R help - May 2005 - Solved: linear regression example using MLE using optim()

Thanks to Gabor for setting me right. My code is as follows. I found
it useful for learning optim(), and you might find it similarly
useful. I will be most grateful if you can guide me on how to do this
better. Should one be using optim() or stats4::mle?

set.seed(101)                           # For replicability

# Setup problem
X <- cbind(1, runif(100))
theta.true <- c(2,3,1)
y <- X %*% theta.true[1:2] + rnorm(100)

# OLS --
d <- summary(lm(y ~ X[,2]))
theta.ols <- c(d$coefficients[,1], d$sigma)

# Switch to log sigma as the free parameter
theta.true[3] <- log(theta.true[3])
theta.ols[3]  <- log(theta.ols[3])

# OLS likelihood function --
ols.lf <- function(theta, K, y, X) {
  beta <- theta[1:K]
  sigma <- exp(theta[K+1])
  e <- (y - X%*%beta)/sigma
  logl <- sum(log(dnorm(e)/sigma))
  return(logl)
}

# Experiment with the LF --
cat("Evaluating LogL at stupid theta : ", ols.lf(c(1,2,1), 2, y, X),
"\n")
cat("Evaluating LogL at true params  : ", ols.lf(theta.true, 2, y, X),
"\n")
cat("Evaluating LogL at OLS estimates: ", ols.lf(theta.ols, 2, y, X),
"\n")

optim(c(1,2,3),                          # Starting values
      ols.lf,                            # Likelihood function
      control=list(trace=1, fnscale=-1), # See ?optim for all controls
      K=2, y=y, X=X                      # "..." stuff into ols.lf()
     )
# He will use numerical derivatives by default.

-- 
Ajay Shah                                                   Consultant
ajayshah at mayin.org                      Department of Economic Affairs
http://www.mayin.org/ajayshah           Ministry of Finance, New Delhi

Ajay Narottam Shah wrote:
> Thanks to Gabor for setting me right.
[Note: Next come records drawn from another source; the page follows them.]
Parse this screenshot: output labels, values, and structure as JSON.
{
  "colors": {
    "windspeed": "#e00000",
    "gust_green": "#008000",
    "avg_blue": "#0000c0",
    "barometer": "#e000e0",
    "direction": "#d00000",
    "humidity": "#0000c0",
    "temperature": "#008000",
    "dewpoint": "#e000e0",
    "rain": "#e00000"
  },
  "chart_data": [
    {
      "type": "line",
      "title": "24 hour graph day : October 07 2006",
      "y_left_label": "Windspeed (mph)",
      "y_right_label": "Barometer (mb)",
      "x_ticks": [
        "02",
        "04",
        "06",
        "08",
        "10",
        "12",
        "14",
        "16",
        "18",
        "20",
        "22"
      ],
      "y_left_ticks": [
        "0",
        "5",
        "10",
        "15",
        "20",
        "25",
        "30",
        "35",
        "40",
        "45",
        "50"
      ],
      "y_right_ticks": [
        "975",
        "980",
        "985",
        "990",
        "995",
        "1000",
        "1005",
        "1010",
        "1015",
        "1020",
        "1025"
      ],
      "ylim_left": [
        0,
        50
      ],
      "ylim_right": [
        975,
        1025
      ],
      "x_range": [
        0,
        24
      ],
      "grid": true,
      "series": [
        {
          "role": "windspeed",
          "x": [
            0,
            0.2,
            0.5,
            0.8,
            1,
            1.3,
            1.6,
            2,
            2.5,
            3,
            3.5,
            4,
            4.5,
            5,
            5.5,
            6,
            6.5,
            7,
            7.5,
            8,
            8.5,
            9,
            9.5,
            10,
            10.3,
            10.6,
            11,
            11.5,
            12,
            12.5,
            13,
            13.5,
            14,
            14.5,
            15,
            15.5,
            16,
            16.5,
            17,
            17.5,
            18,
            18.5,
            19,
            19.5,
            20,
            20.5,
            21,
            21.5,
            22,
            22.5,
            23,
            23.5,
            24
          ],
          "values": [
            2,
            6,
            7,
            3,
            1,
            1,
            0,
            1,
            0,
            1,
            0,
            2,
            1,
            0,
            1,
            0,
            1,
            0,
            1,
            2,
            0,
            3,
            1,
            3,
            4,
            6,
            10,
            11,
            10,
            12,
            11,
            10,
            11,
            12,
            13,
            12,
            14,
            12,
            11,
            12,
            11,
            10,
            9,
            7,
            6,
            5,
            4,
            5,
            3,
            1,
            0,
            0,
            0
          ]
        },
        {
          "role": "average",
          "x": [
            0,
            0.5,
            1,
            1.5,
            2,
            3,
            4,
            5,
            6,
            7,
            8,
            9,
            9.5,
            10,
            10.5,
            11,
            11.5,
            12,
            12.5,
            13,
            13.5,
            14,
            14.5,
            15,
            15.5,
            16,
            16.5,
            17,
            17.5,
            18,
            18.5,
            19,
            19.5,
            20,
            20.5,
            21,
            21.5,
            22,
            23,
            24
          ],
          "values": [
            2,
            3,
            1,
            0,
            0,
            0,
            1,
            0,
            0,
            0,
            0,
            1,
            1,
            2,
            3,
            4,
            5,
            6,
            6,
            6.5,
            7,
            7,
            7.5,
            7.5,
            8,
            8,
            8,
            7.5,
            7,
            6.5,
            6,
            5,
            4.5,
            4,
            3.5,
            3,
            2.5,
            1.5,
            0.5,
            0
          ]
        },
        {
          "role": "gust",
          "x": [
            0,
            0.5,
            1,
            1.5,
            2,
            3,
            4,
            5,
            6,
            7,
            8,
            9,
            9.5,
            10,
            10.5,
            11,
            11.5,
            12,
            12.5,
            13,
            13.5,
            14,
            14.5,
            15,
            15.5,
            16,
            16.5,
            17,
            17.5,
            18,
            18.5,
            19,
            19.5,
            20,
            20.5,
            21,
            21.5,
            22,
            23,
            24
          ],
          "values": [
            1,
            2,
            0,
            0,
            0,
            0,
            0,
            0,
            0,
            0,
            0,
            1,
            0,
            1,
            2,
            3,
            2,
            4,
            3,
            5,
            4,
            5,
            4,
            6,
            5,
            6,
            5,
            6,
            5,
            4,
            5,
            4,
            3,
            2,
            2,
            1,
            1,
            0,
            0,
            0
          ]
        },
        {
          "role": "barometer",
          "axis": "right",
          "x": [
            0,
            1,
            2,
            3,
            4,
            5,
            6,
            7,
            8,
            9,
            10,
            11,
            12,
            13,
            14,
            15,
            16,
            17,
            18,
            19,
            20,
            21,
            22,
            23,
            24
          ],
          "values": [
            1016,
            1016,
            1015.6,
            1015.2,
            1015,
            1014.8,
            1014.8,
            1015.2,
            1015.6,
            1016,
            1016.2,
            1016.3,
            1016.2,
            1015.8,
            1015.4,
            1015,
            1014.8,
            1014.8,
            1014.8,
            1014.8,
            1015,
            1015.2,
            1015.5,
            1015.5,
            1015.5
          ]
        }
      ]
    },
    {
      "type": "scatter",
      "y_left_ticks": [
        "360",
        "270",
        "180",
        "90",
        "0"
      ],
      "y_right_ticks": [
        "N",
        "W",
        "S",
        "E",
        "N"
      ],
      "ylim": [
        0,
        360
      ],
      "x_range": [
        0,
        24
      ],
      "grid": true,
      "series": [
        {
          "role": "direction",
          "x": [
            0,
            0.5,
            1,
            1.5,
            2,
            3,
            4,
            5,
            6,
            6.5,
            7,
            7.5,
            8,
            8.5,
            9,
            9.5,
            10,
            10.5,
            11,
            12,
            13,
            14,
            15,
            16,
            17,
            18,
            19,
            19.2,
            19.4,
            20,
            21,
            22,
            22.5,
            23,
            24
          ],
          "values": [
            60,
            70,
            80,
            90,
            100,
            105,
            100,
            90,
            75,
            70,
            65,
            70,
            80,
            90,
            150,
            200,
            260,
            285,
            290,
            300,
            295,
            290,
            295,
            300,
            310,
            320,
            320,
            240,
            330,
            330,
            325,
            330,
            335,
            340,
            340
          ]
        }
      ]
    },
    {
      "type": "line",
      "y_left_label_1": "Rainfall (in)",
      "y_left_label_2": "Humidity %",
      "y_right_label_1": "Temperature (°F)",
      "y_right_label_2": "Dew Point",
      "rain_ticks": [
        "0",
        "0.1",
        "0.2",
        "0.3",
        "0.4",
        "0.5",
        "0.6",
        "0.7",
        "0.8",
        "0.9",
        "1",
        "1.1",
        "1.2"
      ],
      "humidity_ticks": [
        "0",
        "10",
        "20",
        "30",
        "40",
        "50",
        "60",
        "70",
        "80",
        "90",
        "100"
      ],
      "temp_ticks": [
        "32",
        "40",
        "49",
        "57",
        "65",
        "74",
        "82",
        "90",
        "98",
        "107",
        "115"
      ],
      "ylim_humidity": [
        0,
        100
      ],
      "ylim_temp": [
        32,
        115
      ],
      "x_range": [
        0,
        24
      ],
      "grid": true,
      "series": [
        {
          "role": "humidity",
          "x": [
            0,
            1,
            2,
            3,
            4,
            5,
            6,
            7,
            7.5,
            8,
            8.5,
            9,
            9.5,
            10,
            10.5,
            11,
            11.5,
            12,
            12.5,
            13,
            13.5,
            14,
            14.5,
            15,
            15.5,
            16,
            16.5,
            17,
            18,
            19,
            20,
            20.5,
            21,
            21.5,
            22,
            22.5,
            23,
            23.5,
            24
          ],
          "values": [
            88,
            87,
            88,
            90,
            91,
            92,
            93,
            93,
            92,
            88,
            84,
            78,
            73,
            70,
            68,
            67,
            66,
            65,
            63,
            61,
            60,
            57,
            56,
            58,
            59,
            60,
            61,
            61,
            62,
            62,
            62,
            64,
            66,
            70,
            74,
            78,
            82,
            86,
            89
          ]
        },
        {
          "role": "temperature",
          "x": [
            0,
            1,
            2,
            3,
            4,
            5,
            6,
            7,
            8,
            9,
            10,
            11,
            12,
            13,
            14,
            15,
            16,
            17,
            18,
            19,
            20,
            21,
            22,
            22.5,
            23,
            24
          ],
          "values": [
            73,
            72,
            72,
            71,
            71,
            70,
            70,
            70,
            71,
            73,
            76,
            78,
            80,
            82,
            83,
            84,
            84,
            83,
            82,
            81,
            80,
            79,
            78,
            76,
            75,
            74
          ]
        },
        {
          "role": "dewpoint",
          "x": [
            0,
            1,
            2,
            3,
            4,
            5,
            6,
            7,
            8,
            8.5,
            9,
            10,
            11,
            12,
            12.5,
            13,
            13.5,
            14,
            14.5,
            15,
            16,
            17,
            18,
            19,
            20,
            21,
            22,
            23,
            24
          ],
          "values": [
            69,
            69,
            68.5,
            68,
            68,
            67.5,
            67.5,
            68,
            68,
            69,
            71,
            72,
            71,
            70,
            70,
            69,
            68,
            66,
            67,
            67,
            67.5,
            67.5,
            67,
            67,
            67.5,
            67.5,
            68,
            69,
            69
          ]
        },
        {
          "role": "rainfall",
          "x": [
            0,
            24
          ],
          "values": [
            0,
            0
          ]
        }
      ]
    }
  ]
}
My code is as follows. I found
> it useful for learning optim(), and you might find it similarly
> useful. I will be most grateful if you can guide me on how to do this
> better. Should one be using optim() or stats4::mle?
> 
> set.seed(101)                           # For replicability
> 
> # Setup problem
> X <- cbind(1, runif(100))
> theta.true <- c(2,3,1)
> y <- X %*% theta.true[1:2] + rnorm(100)
> 
> # OLS --
> d <- summary(lm(y ~ X[,2]))
> theta.ols <- c(d$coefficients[,1], d$sigma)
> 
> # Switch to log sigma as the free parameter
> theta.true[3] <- log(theta.true[3])
> theta.ols[3]  <- log(theta.ols[3])
> 
> # OLS likelihood function --
> ols.lf <- function(theta, K, y, X) {
>   beta <- theta[1:K]
>   sigma <- exp(theta[K+1])
>   e <- (y - X%*%beta)/sigma
>   logl <- sum(log(dnorm(e)/sigma))
>   return(logl)
> }
> 
> # Experiment with the LF --
> cat("Evaluating LogL at stupid theta : ", ols.lf(c(1,2,1), 2, y,
X), "\n")
> cat("Evaluating LogL at true params  : ", ols.lf(theta.true, 2,
y, X), "\n")
> cat("Evaluating LogL at OLS estimates: ", ols.lf(theta.ols, 2, y,
X), "\n")
> 
> optim(c(1,2,3),                          # Starting values
>       ols.lf,                            # Likelihood function
>       control=list(trace=1, fnscale=-1), # See ?optim for all controls
>       K=2, y=y, X=X                      # "..." stuff into
ols.lf()
>      )
> # He will use numerical derivatives by default.
> 
It looks as if you are dividing e by sigma twice in your ols.lf
function.  Did you intend that?  Also when you find yourself writing
log(d<dist>(...)) it is usually better to write d<dist>(..., log
TRUE).  Finally, you can avoid defining and passing K if you make
log(sigma) the first element of the parameter vector theta.  Combining
all these would give you a likelihood function of the form

ols.lf <- function(theta, y, X) {
   sum(dnorm((y - X %*% theta[-1])/exp(theta[1]), log = TRUE)))
}

or, perhaps,

ols.lf <- function(theta, y, X) {
   sum(dnorm(y, mean = X %*% theta[-1], sd = exp(theta[1]), log = TRUE))
}

The use of log = TRUE in the dnorm function is more than cosmetic.
Frequently it is easier to evaluate the log-density than to evaluate the
density.  Also the log-density can be evaluated accurately over a wider
range than can the density followed by the logarithm.